Y	Hacker News new \| ask \| show \| jobs


	by evancasey 4409 days ago
	My experience using spark has also been nothing but positive. I recently built a similarity-based recommendation on Spark (https://github.com/evancasey/sparkler), and found it to be significantly faster than comparable implementations on Hadoop. subprotocol's point about specifying the number of tasks/data partitions to use is true - you need to manually set this in order to get good results even on a small dataset. However, other than that, spark will give you good results pretty much out of the box. More advanced features such as broadcast objects, cache operations, and custom serializers will further optimize your application, but are not critical when first starting out as the author seems to believe.

1 comments

iskander 4409 days ago

I'm really curious to find out in what situations Spark actually works for people.
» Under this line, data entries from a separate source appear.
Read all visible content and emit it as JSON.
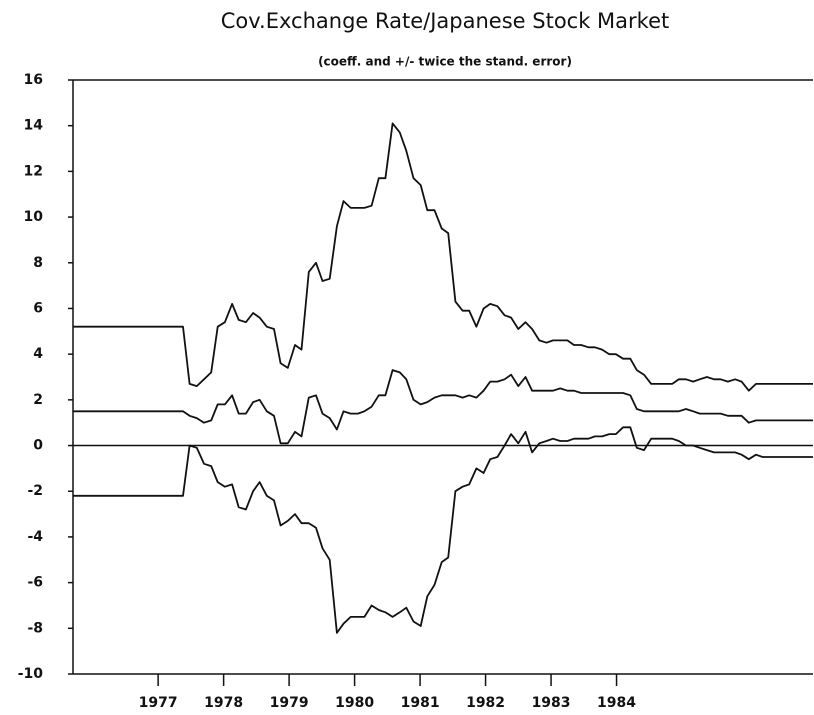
{
  "chart_data": {
    "type": "line",
    "title": "Cov.Exchange Rate/Japanese Stock Market",
    "subtitle": "(coeff. and +/- twice the stand. error)",
    "x": [
      1975.7,
      1977.38,
      1977.48,
      1977.59,
      1977.7,
      1977.81,
      1977.91,
      1978.02,
      1978.13,
      1978.23,
      1978.34,
      1978.45,
      1978.55,
      1978.66,
      1978.77,
      1978.87,
      1978.98,
      1979.09,
      1979.19,
      1979.3,
      1979.41,
      1979.51,
      1979.62,
      1979.73,
      1979.83,
      1979.94,
      1980.05,
      1980.15,
      1980.26,
      1980.37,
      1980.47,
      1980.58,
      1980.69,
      1980.79,
      1980.9,
      1981.01,
      1981.11,
      1981.22,
      1981.33,
      1981.43,
      1981.54,
      1981.65,
      1981.75,
      1981.86,
      1981.97,
      1982.07,
      1982.18,
      1982.29,
      1982.39,
      1982.5,
      1982.61,
      1982.71,
      1982.82,
      1982.93,
      1983.03,
      1983.14,
      1983.25,
      1983.35,
      1983.46,
      1983.57,
      1983.67,
      1983.78,
      1983.89,
      1983.99,
      1984.1,
      1984.21,
      1984.31,
      1984.42,
      1984.53,
      1984.63,
      1984.74,
      1984.85,
      1984.95,
      1985.06,
      1985.17,
      1985.27,
      1985.38,
      1985.49,
      1985.59,
      1985.7,
      1985.81,
      1985.91,
      1986.02,
      1986.13,
      1986.23,
      1986.34,
      1986.45,
      1986.55,
      1987.0
    ],
    "series": [
      {
        "color": "#111111",
        "values": [
          5.2,
          5.2,
          2.7,
          2.6,
          2.9,
          3.2,
          5.2,
          5.4,
          6.2,
          5.5,
          5.4,
          5.8,
          5.6,
          5.2,
          5.1,
          3.6,
          3.4,
          4.4,
          4.2,
          7.6,
          8.0,
          7.2,
          7.3,
          9.6,
          10.7,
          10.4,
          10.4,
          10.4,
          10.5,
          11.7,
          11.7,
          14.1,
          13.7,
          12.9,
          11.7,
          11.4,
          10.3,
          10.3,
          9.5,
          9.3,
          6.3,
          5.9,
          5.9,
          5.2,
          6.0,
          6.2,
          6.1,
          5.7,
          5.6,
          5.1,
          5.4,
          5.1,
          4.6,
          4.5,
          4.6,
          4.6,
          4.6,
          4.4,
          4.4,
          4.3,
          4.3,
          4.2,
          4.0,
          4.0,
          3.8,
          3.8,
          3.3,
          3.1,
          2.7,
          2.7,
          2.7,
          2.7,
          2.9,
          2.9,
          2.8,
          2.9,
          3.0,
          2.9,
          2.9,
          2.8,
          2.9,
          2.8,
          2.4,
          2.7,
          2.7,
          2.7,
          2.7,
          2.7,
          2.7
        ]
      },
      {
        "color": "#111111",
        "values": [
          1.5,
          1.5,
          1.3,
          1.2,
          1.0,
          1.1,
          1.8,
          1.8,
          2.2,
          1.4,
          1.4,
          1.9,
          2.0,
          1.5,
          1.3,
          0.1,
          0.1,
          0.6,
          0.4,
          2.1,
          2.2,
          1.4,
          1.2,
          0.7,
          1.5,
          1.4,
          1.4,
          1.5,
          1.7,
          2.2,
          2.2,
          3.3,
          3.2,
          2.9,
          2.0,
          1.8,
          1.9,
          2.1,
          2.2,
          2.2,
          2.2,
          2.1,
          2.2,
          2.1,
          2.4,
          2.8,
          2.8,
          2.9,
          3.1,
          2.6,
          3.0,
          2.4,
          2.4,
          2.4,
          2.4,
          2.5,
          2.4,
          2.4,
          2.3,
          2.3,
          2.3,
          2.3,
          2.3,
          2.3,
          2.3,
          2.2,
          1.6,
          1.5,
          1.5,
          1.5,
          1.5,
          1.5,
          1.5,
          1.6,
          1.5,
          1.4,
          1.4,
          1.4,
          1.4,
          1.3,
          1.3,
          1.3,
          1.0,
          1.1,
          1.1,
          1.1,
          1.1,
          1.1,
          1.1
        ]
      },
      {
        "color": "#111111",
        "values": [
          -2.2,
          -2.2,
          0.0,
          -0.1,
          -0.8,
          -0.9,
          -1.6,
          -1.8,
          -1.7,
          -2.7,
          -2.8,
          -2.0,
          -1.6,
          -2.2,
          -2.4,
          -3.5,
          -3.3,
          -3.0,
          -3.4,
          -3.4,
          -3.6,
          -4.5,
          -5.0,
          -8.2,
          -7.8,
          -7.5,
          -7.5,
          -7.5,
          -7.0,
          -7.2,
          -7.3,
          -7.5,
          -7.3,
          -7.1,
          -7.7,
          -7.9,
          -6.6,
          -6.1,
          -5.1,
          -4.9,
          -2.0,
          -1.8,
          -1.7,
          -1.0,
          -1.2,
          -0.6,
          -0.5,
          0.0,
          0.5,
          0.1,
          0.6,
          -0.3,
          0.1,
          0.2,
          0.3,
          0.2,
          0.2,
          0.3,
          0.3,
          0.3,
          0.4,
          0.4,
          0.5,
          0.5,
          0.8,
          0.8,
          -0.1,
          -0.2,
          0.3,
          0.3,
          0.3,
          0.3,
          0.2,
          0.0,
          0.0,
          -0.1,
          -0.2,
          -0.3,
          -0.3,
          -0.3,
          -0.3,
          -0.4,
          -0.6,
          -0.4,
          -0.5,
          -0.5,
          -0.5,
          -0.5,
          -0.5
        ]
      }
    ],
    "hline": 0,
    "xlim": [
      1975.7,
      1987.0
    ],
    "xticks": [
      1977,
      1978,
      1979,
      1980,
      1981,
      1982,
      1983,
      1984
    ],
    "ylim": [
      -10,
      16
    ],
    "yticks": [
      -10,
      -8,
      -6,
      -4,
      -2,
      0,
      2,
      4,
      6,
      8,
      10,
      12,
      14,
      16
    ],
    "grid": false
  }
}
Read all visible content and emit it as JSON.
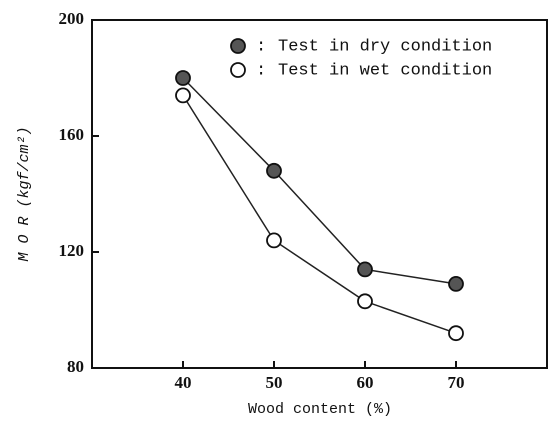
{
  "chart_data": {
    "type": "line",
    "x_label": "Wood content (%)",
    "y_label": "M O R (kgf/cm²)",
    "legend_separator": ":",
    "x": [
      40,
      50,
      60,
      70
    ],
    "series": [
      {
        "name": "Test in dry condition",
        "color": "#555555",
        "values": [
          180,
          148,
          114,
          109
        ]
      },
      {
        "name": "Test in wet condition",
        "color": "#ffffff",
        "values": [
          174,
          124,
          103,
          92
        ]
      }
    ],
    "xlim": [
      30,
      80
    ],
    "xticks": [
      40,
      50,
      60,
      70
    ],
    "ylim": [
      80,
      200
    ],
    "yticks": [
      80,
      120,
      160,
      200
    ],
    "legend": "upper right"
  }
}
So far, no one in my lab seems to be having a terribly productive time using it. Maybe it's better for simple numerical computations? How large are the datasets you're working with?

link

evancasey 4409 days ago

I did most of my benchmarking with the 10M MovieLens Dataset http://grouplens.org/datasets/movielens/ consisting of 10 million movie ratings on 10,000 movies from 72,000 users. So not necessarily "big data", but big enough to warrant a distributed approach.

Spark is ideally suited for iterative, multi-stage jobs. In theory, anything that requires doing multiple operations an a working dataset (i.e. graph processing, recommender systems, gradient descent) will do well on Spark due to the in-memory data caching model. This post explains some of the applications Spark is well-suited for: http://www.quora.com/Apache-Spark/What-are-use-cases-for-spa...

link

iskander 4409 days ago

So the central piece of data is something like a 10 million element RDD of (UserId, (MovieId, Rating))? If so, it sounds like that data would fit into a single in-memory sparse array, how does Spark's performance compare with a local implementation?
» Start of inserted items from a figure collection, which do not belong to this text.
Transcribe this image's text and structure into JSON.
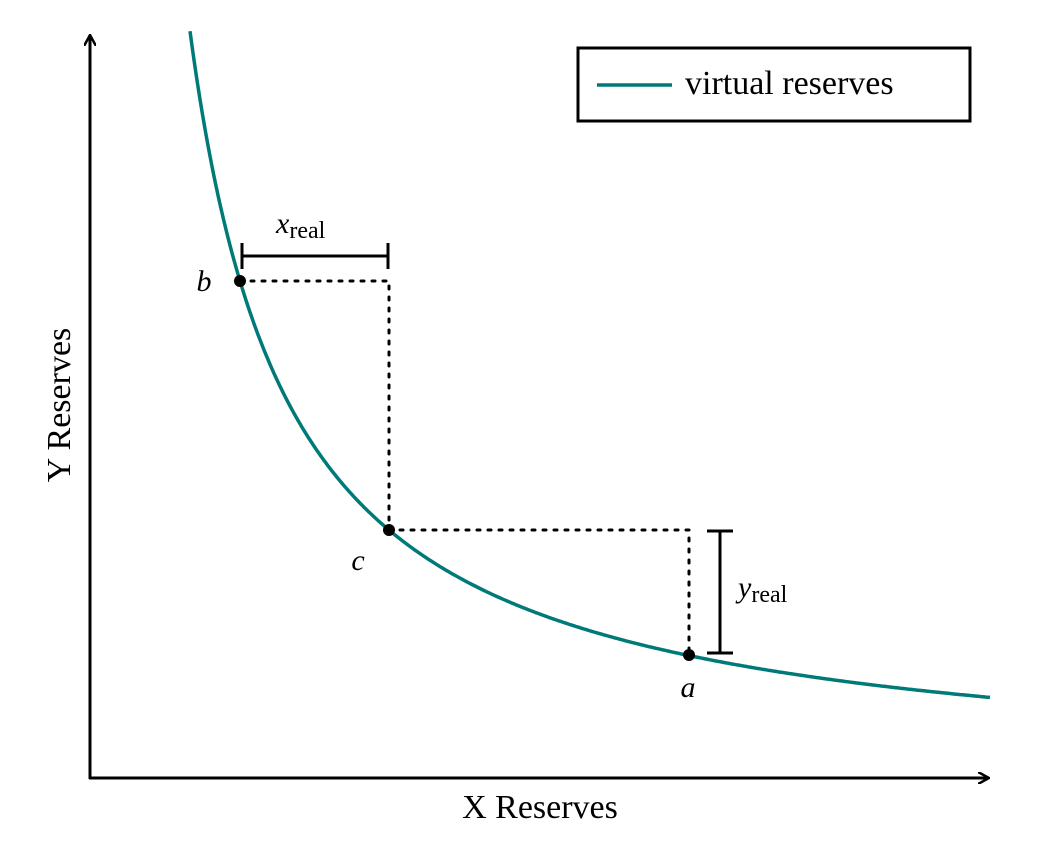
{
  "legend": {
    "label": "virtual reserves"
  },
  "axes": {
    "x_label": "X Reserves",
    "y_label": "Y Reserves"
  },
  "points": {
    "a": "a",
    "b": "b",
    "c": "c"
  },
  "brackets": {
    "x": {
      "main": "x",
      "sub": "real"
    },
    "y": {
      "main": "y",
      "sub": "real"
    }
  }
}
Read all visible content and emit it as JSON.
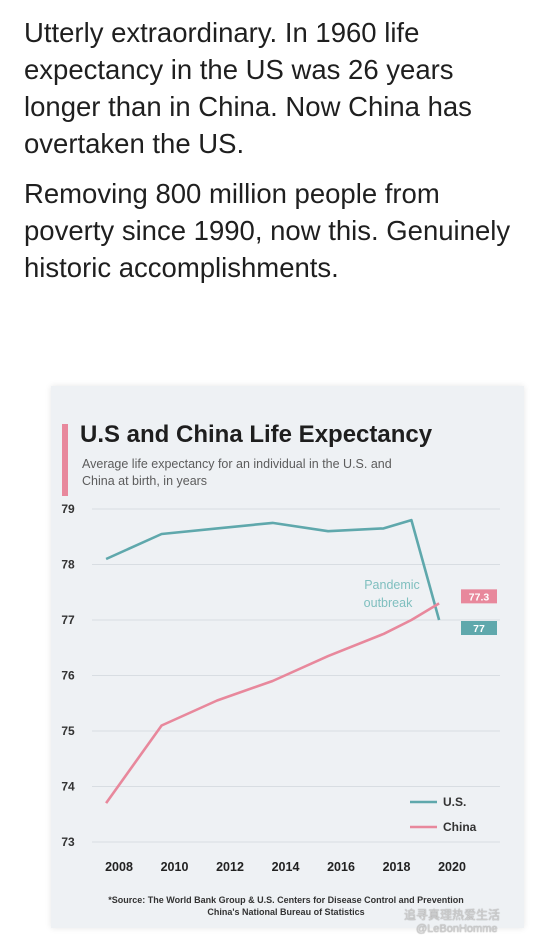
{
  "post": {
    "paragraph1": "Utterly extraordinary. In 1960 life expectancy in the US was 26 years longer than in China. Now China has overtaken the US.",
    "paragraph2": "Removing 800 million people from poverty since 1990, now this. Genuinely historic accomplishments."
  },
  "chart_data": {
    "type": "line",
    "title": "U.S and China Life Expectancy",
    "subtitle": "Average life expectancy for an individual in the U.S. and China at birth, in years",
    "x": [
      2007.5,
      2009.5,
      2011.5,
      2013.5,
      2015.5,
      2017.5,
      2018.5,
      2019.5
    ],
    "x_ticks": [
      2008,
      2010,
      2012,
      2014,
      2016,
      2018,
      2020
    ],
    "y_ticks": [
      73,
      74,
      75,
      76,
      77,
      78,
      79
    ],
    "ylim": [
      73,
      79
    ],
    "grid": true,
    "legend_position": "bottom-right",
    "series": [
      {
        "name": "U.S.",
        "color": "#5fa8ac",
        "values": [
          78.1,
          78.55,
          78.65,
          78.75,
          78.6,
          78.65,
          78.8,
          77.0
        ]
      },
      {
        "name": "China",
        "color": "#e8889c",
        "values": [
          73.7,
          75.1,
          75.55,
          75.9,
          76.35,
          76.75,
          77.0,
          77.3
        ]
      }
    ],
    "end_labels": [
      {
        "series": "China",
        "text": "77.3",
        "color": "#e8889c"
      },
      {
        "series": "U.S.",
        "text": "77",
        "color": "#5fa8ac"
      }
    ],
    "annotation": {
      "text": [
        "Pandemic",
        "outbreak"
      ],
      "color": "#7fbfbf"
    },
    "source": [
      "*Source: The World Bank Group & U.S. Centers for Disease Control and Prevention",
      "China's National Bureau of Statistics"
    ]
  },
  "watermark": {
    "text": "追寻真理热爱生活",
    "handle": "@LeBonHomme"
  }
}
By comparison, I'm trying (and failing) to work with RDDs of 100+ billion elements.

link

platz 4409 days ago

What is the difference between Spark and Storm? They both seem like "realtime compute engines"

*edit - from what I can see Spark is a replacement for hadoop (offline jobs), where Storm deals with online stream processing

link

ironchef 4409 days ago

Storm is generally more of a dataflow "per event" real/near time computation system (with each event flowing through N spouts and bolts) whereas Spark is more of an in-memory data processing system (with Spark streaming being the "equivalent" to the storm system).

link